Scientists have produced a new estimate of the age of the Argyle rocks using a laser beam finer than the width of a hair. Their analysis suggests that the eruption occurred about 1.3 billion years ago—about 100 million years before Dr. Pidgeon.
The new date coincides with when Nuna began to break up and thin along geological seams where earlier continents collided, said Dr. Oil eye. This thinning likely helped the diamond-encrusted magma to shoot to the surface near the edge of what is now northwestern Australia.
The broad link between continental rifting and diamond deposits is not a new idea, but the details are up for debate. A recent modeling study suggests that the breakup of a supercontinent could trigger eddy currents in the Earth’s mantle that send diamond-rich eruptions piercing its crust.
These currents likely ripple inland over time, which could help explain why most diamond-rich eruptions break through the thick continental interior. The Argyle diamonds, which erupted near the continental margin, may represent an early stage of this process before the eruptions marched inland.

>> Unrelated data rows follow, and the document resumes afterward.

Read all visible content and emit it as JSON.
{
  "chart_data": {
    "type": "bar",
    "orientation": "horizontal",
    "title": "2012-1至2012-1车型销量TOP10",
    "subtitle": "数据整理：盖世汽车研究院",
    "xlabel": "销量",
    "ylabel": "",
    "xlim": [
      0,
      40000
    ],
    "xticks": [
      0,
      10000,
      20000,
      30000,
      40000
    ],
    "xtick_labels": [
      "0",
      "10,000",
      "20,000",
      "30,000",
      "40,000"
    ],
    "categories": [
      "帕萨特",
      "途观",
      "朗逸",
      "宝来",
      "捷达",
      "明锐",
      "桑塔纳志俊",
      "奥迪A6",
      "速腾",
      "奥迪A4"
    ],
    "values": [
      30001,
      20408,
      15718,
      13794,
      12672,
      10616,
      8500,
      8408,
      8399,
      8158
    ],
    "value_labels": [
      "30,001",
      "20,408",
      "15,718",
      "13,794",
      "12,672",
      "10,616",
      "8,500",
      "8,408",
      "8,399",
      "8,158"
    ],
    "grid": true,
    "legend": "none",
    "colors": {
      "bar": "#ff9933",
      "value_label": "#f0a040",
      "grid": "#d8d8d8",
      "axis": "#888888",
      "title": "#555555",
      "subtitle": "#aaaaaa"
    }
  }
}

The new study is an important step toward deciphering the “perfect storm of conditions” that helped create the colorful Argyle gems, said Thomas Gernon, a geologist at the University of Southampton in England who has studied how diamonds are shaped by the splitting of supercontinents.
However, some questions remain. “This is the last part of the story,” said Steve Shirey, an isotope geochemist at Carnegie Science in Washington, DC, who was not part of the study team. For example, he questions why so much carbon accumulated for Argyle to create an abundance of diamonds.
David Phillips, a geochemist at the University of Melbourne, points out that the new age range for Argyle could narrow further. “The conclusions of this study may be correct, but in my opinion it remains an open question,” he said.
Dr. Gernon emphasized that understanding such an ancient system is no simple task. And one thing is certain, he said: “Nature always has surprises in store.”